The expression involves a weighted sum of distinct positive integers $f(1),\dots,f(n)$ with weights $1/k^2$, which decrease strictly with $k$. The right-hand side depends only on the first $n$ harmonic terms, suggesting that the extremal configuration occurs when the values $f(k)$ are as small as possible and aligned with the largest weights.

A natural first step is to examine whether replacing any value $f(k)>n$ with a missing value in ${1,\dots,n}$ can only decrease the sum. This suggests that any minimizing configuration must use exactly the set ${1,\dots,n}$.

Once this reduction is made, the problem becomes an optimization over permutations of ${1,\dots,n}$ under decreasing weights. The structure suggests an exchange argument: if two values are out of order relative to the weights, swapping them reduces the sum.

The main risk lies in justifying that replacing a large value with a missing small value is always possible and strictly decreases the sum, and in ensuring that repeated exchanges eventually produce the identity arrangement without increasing the sum.

Problem Understanding

This is a Type C problem: it requires determining a lower bound for a weighted sum depending on an injective function $f:{1,2,3,\dots}\to{1,2,3,\dots}$.

For each fixed $n$, the goal is to show that among the values $f(1),\dots,f(n)$, which are distinct positive integers, the smallest possible value of the sum $\sum_{k=1}^n \frac{f(k)}{k^2}$ is $\sum_{k=1}^n \frac{1}{k}$.

The inequality is expected because the weights $1/k^2$ decrease with $k$, so placing smaller integers in positions with larger weights minimizes the sum. Injectivity prevents repetition, forcing competition among distinct integers and naturally aligning with ${1,\dots,n}$ in the optimal case.

The final statement is

$$\sum_{k=1}^{n} \frac{f(k)}{k^{2}} \geq \sum_{k=1}^{n} \frac{1}{k}.$$

Proof Architecture

Lemma 1 states that among all injective choices of $f(1),\dots,f(n)$, the minimum of $\sum_{k=1}^n \frac{f(k)}{k^2}$ is achieved when the set ${f(1),\dots,f(n)}$ equals ${1,\dots,n}$. The reason is that any value exceeding $n$ can be replaced by a missing smaller value without violating injectivity and strictly decreasing the sum.

Lemma 2 states that among all permutations of ${1,\dots,n}$, the minimum of $\sum_{k=1}^n \frac{f(k)}{k^2}$ occurs when $f(k)=k$ for all $k$. The reason is that swapping any inversion between larger assigned values and larger weights reduces the sum.

The hardest direction is Lemma 1, because it requires controlling the interaction between injectivity and replacement while preserving distinctness.

Solution

Lemma 1

Among all injective functions $f$ restricted to ${1,\dots,n}$, there exists a minimizing configuration in which ${f(1),\dots,f(n)}={1,\dots,n}$.

Proof.
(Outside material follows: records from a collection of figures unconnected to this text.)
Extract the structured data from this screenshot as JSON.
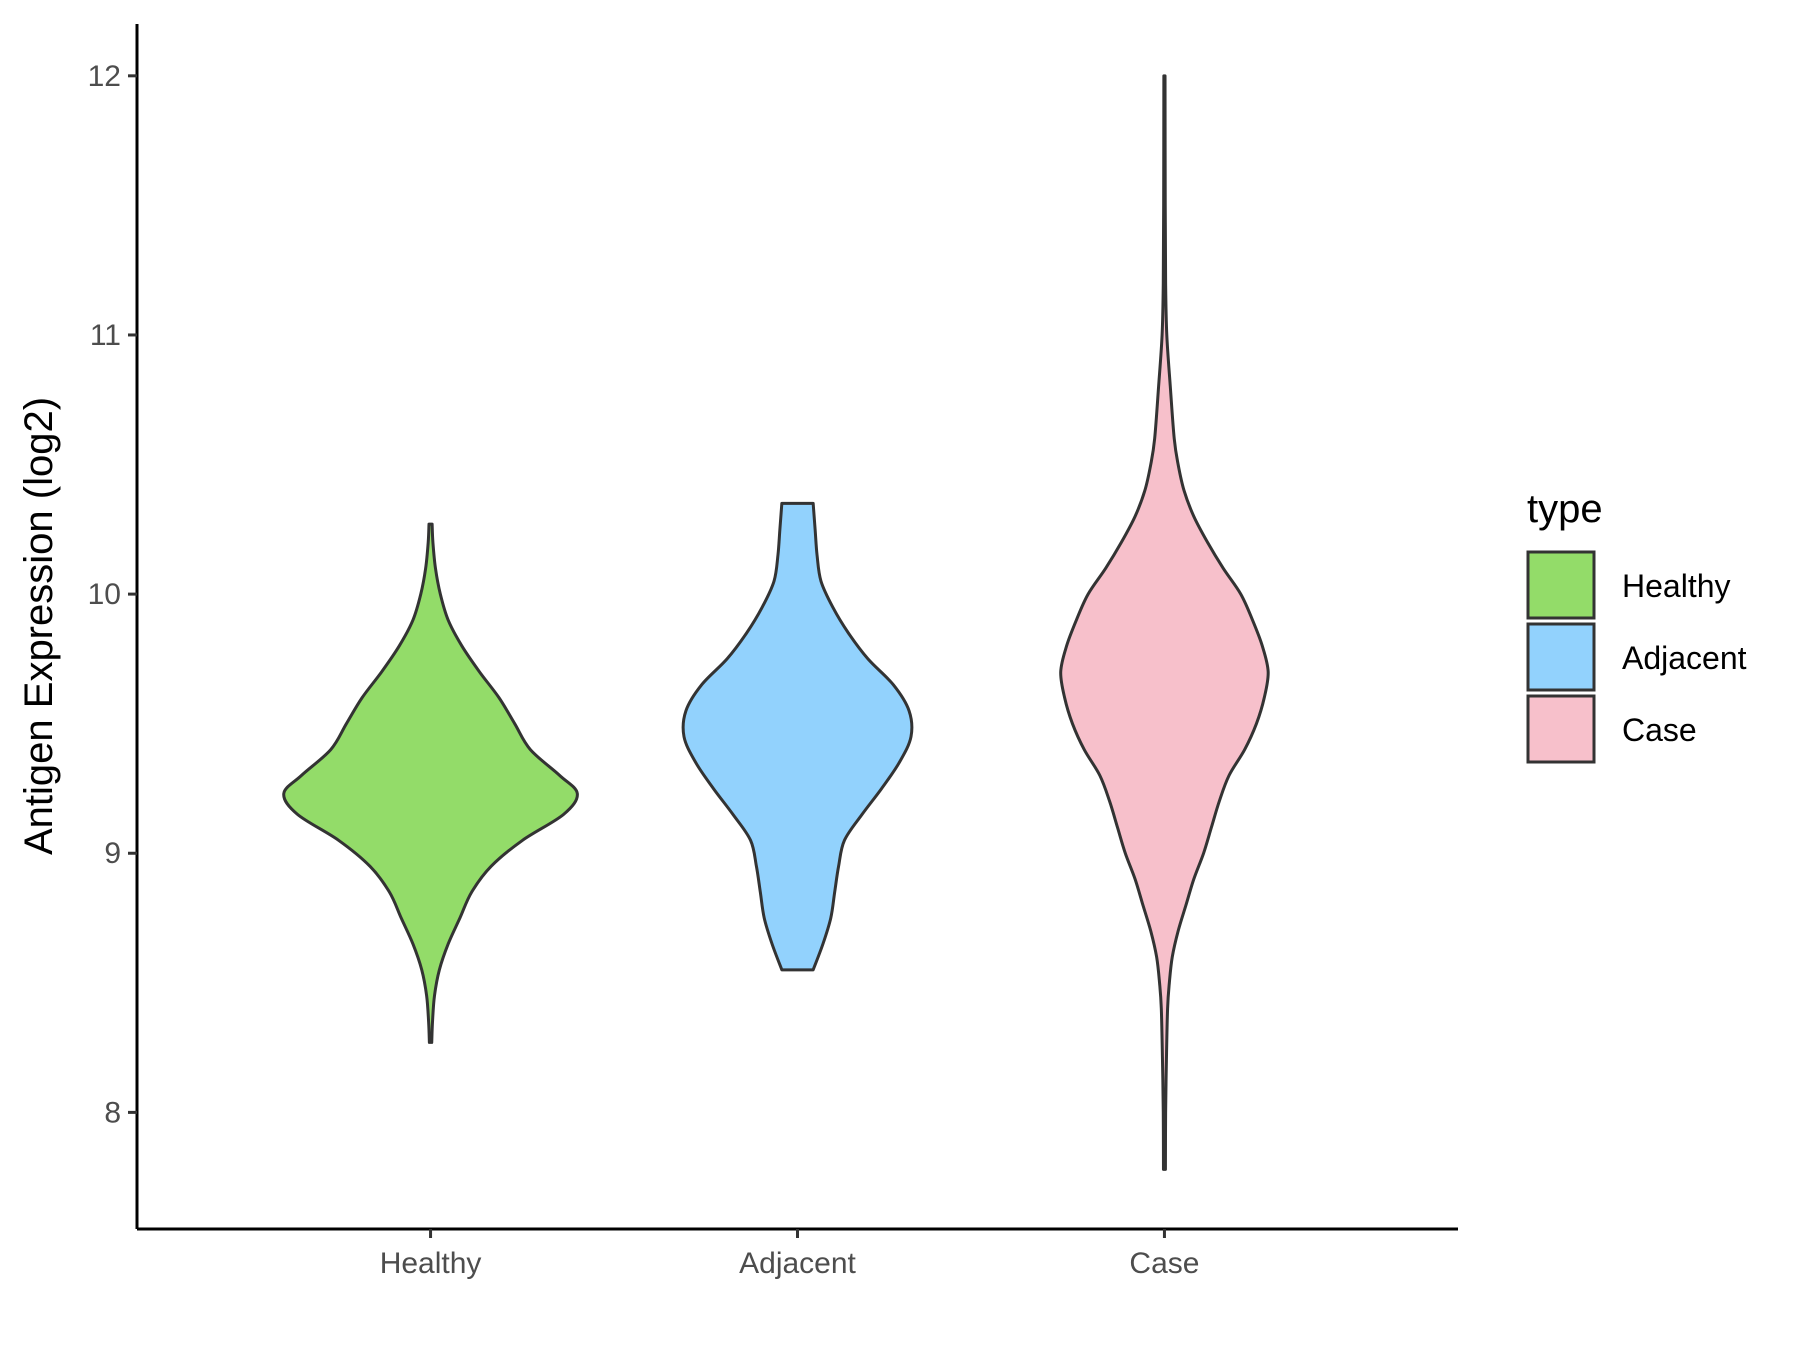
{
  "chart_data": {
    "type": "violin",
    "title": "",
    "xlabel": "",
    "ylabel": "Antigen Expression (log2)",
    "categories": [
      "Healthy",
      "Adjacent",
      "Case"
    ],
    "ylim": [
      7.55,
      12.2
    ],
    "yticks": [
      8,
      9,
      10,
      11,
      12
    ],
    "ytick_labels": [
      "8",
      "9",
      "10",
      "11",
      "12"
    ],
    "grid": false,
    "legend": {
      "title": "type",
      "placement": "right",
      "entries": [
        "Healthy",
        "Adjacent",
        "Case"
      ]
    },
    "colors": {
      "Healthy": "#93dc69",
      "Adjacent": "#92d2fd",
      "Case": "#f7c0cb",
      "outline": "#333333"
    },
    "series": [
      {
        "name": "Healthy",
        "min": 8.27,
        "max": 10.27,
        "density_profile": [
          [
            8.27,
            0.006
          ],
          [
            8.35,
            0.01
          ],
          [
            8.45,
            0.02
          ],
          [
            8.55,
            0.045
          ],
          [
            8.65,
            0.09
          ],
          [
            8.75,
            0.15
          ],
          [
            8.85,
            0.21
          ],
          [
            8.95,
            0.31
          ],
          [
            9.05,
            0.47
          ],
          [
            9.15,
            0.68
          ],
          [
            9.23,
            0.75
          ],
          [
            9.3,
            0.66
          ],
          [
            9.4,
            0.51
          ],
          [
            9.5,
            0.43
          ],
          [
            9.6,
            0.35
          ],
          [
            9.7,
            0.25
          ],
          [
            9.8,
            0.16
          ],
          [
            9.9,
            0.09
          ],
          [
            10.0,
            0.05
          ],
          [
            10.1,
            0.025
          ],
          [
            10.2,
            0.012
          ],
          [
            10.27,
            0.008
          ]
        ]
      },
      {
        "name": "Adjacent",
        "min": 8.55,
        "max": 10.35,
        "density_profile": [
          [
            8.55,
            0.08
          ],
          [
            8.65,
            0.13
          ],
          [
            8.75,
            0.17
          ],
          [
            8.85,
            0.19
          ],
          [
            8.95,
            0.21
          ],
          [
            9.05,
            0.24
          ],
          [
            9.15,
            0.33
          ],
          [
            9.25,
            0.43
          ],
          [
            9.35,
            0.52
          ],
          [
            9.45,
            0.58
          ],
          [
            9.55,
            0.57
          ],
          [
            9.65,
            0.49
          ],
          [
            9.75,
            0.36
          ],
          [
            9.85,
            0.26
          ],
          [
            9.95,
            0.18
          ],
          [
            10.05,
            0.12
          ],
          [
            10.15,
            0.1
          ],
          [
            10.25,
            0.09
          ],
          [
            10.35,
            0.08
          ]
        ]
      },
      {
        "name": "Case",
        "min": 7.78,
        "max": 12.0,
        "density_profile": [
          [
            7.78,
            0.005
          ],
          [
            8.0,
            0.006
          ],
          [
            8.2,
            0.01
          ],
          [
            8.4,
            0.016
          ],
          [
            8.5,
            0.025
          ],
          [
            8.6,
            0.04
          ],
          [
            8.7,
            0.07
          ],
          [
            8.8,
            0.11
          ],
          [
            8.9,
            0.15
          ],
          [
            9.0,
            0.2
          ],
          [
            9.1,
            0.24
          ],
          [
            9.2,
            0.28
          ],
          [
            9.3,
            0.33
          ],
          [
            9.4,
            0.41
          ],
          [
            9.5,
            0.47
          ],
          [
            9.6,
            0.51
          ],
          [
            9.7,
            0.53
          ],
          [
            9.8,
            0.5
          ],
          [
            9.9,
            0.45
          ],
          [
            10.0,
            0.39
          ],
          [
            10.1,
            0.3
          ],
          [
            10.2,
            0.22
          ],
          [
            10.3,
            0.15
          ],
          [
            10.4,
            0.1
          ],
          [
            10.5,
            0.07
          ],
          [
            10.6,
            0.05
          ],
          [
            10.8,
            0.03
          ],
          [
            11.0,
            0.012
          ],
          [
            11.2,
            0.006
          ],
          [
            11.5,
            0.004
          ],
          [
            12.0,
            0.003
          ]
        ]
      }
    ]
  }
}
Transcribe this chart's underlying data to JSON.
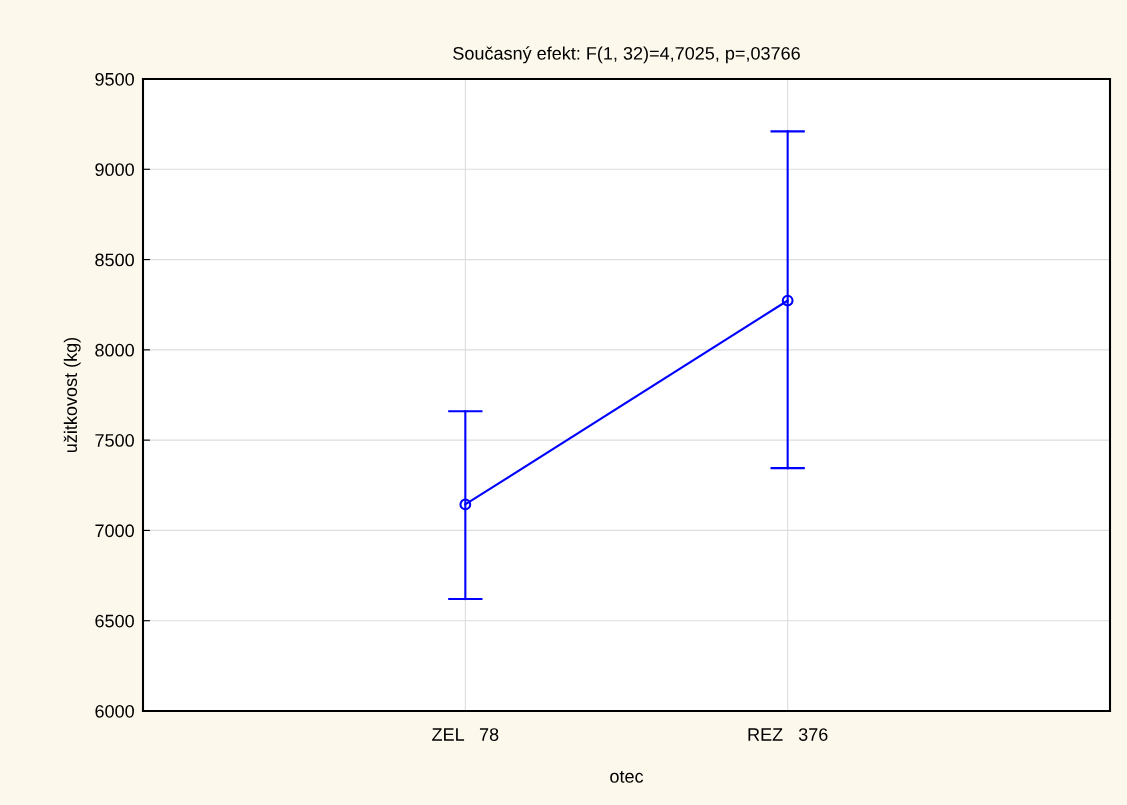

Consider any injective assignment $f(1),\dots,f(n)$ and define

$$S=\sum_{k=1}^n \frac{f(k)}{k^2}.$$

If the set ${f(1),\dots,f(n)}$ is not equal to ${1,\dots,n}$, then some integer $b\in{1,\dots,n}$ is not attained, while some value $a>n$ must appear among $f(1),\dots,f(n)$.

Choose indices $i$ and $j$ such that $f(i)=a$. Define a new function $g$ by $g(i)=b$ and $g(k)=f(k)$ for all $k\neq i$. Injectivity is preserved because $b$ was not previously in the image.

The change in the sum is

$$\sum_{k=1}^n \frac{g(k)}{k^2}-\sum_{k=1}^n \frac{f(k)}{k^2}=\frac{b-a}{i^2}.$$

Since $b<a$, this quantity is negative, so the sum strictly decreases. Any configuration containing a value exceeding $n$ therefore cannot minimize the expression, and repeated application of this replacement forces all values into ${1,\dots,n}$, completing the characterization.

Certification: this step establishes that any minimizer must use exactly the integers $1$ through $n$, and any attempt to include a larger value necessarily produces a strictly larger weighted sum.

Lemma 2

For any permutation $\sigma$ of ${1,\dots,n}$,

$$\sum_{k=1}^n \frac{\sigma(k)}{k^2} \geq \sum_{k=1}^n \frac{1}{k},$$

with equality when $\sigma(k)=k$.

Proof. Consider any permutation $\sigma$ that is not the identity. Then there exist indices $i<j$ such that $\sigma(i)>\sigma(j)$. Define a new permutation $\tau$ obtained by swapping the values at $i$ and $j$.

The change in the sum is

$$\left(\frac{\sigma(j)}{i^2}+\frac{\sigma(i)}{j^2}\right)-\left(\frac{\sigma(i)}{i^2}+\frac{\sigma(j)}{j^2}\right)$$

which simplifies to

$$(\sigma(i)-\sigma(j))\left(\frac{1}{j^2}-\frac{1}{i^2}\right).$$

Since $i<j$, we have $\frac{1}{j^2}<\frac{1}{i^2}$, and since $\sigma(i)>\sigma(j)$, the product is negative. Thus the swap strictly decreases the sum.

Repeated application of such swaps removes all inversions and leads to the identity permutation without increasing the sum at any step. Therefore the identity permutation minimizes the expression.

Certification: this step shows that any deviation from ordering values increasingly against decreasing weights produces a strictly larger sum, forcing the identity arrangement as the unique minimizer.

Completion of the argument

From Lemma 1, it suffices to consider permutations of ${1,\dots,n}$. From Lemma 2, the minimal permutation is the identity, yielding

$$\sum_{k=1}^n \frac{1}{k}.$$

Thus for every injective $f$,

$$\sum_{k=1}^{n} \frac{f(k)}{k^{2}} \geq \sum_{k=1}^{n} \frac{1}{k}.$$

This completes the proof. ∎

Verification of Key Steps

The crucial replacement argument in Lemma 1 depends on the existence of a missing element in ${1,\dots,n}$ whenever a value exceeds $n$. If injectivity were absent, this inference would fail because duplicates could mask missing values; injectivity is essential.

The exchange computation in Lemma 2 relies on factoring the difference into a product of a positive and a negative term. A careless sign reversal in the comparison of $i$ and $j$ would incorrectly suggest the swap increases the sum, reversing the conclusion.

The termination of successive swaps depends on the fact that each swap strictly reduces the sum while preserving finiteness of permutations; without strict decrease, cycles could not be excluded.

Alternative Approaches

A different approach uses a majorization argument: the vector $(f(1),\dots,f(n))$ under injectivity is minimized in the sense of convex ordering by $(1,\dots,n)$, and the weights $1/k^2$ form a decreasing sequence, allowing a direct application of a rearrangement principle.

Another approach interprets the inequality as an optimization over the symmetric group and applies induction on $n$, controlling the effect of inserting the element $n$ and comparing contributions before and after insertion.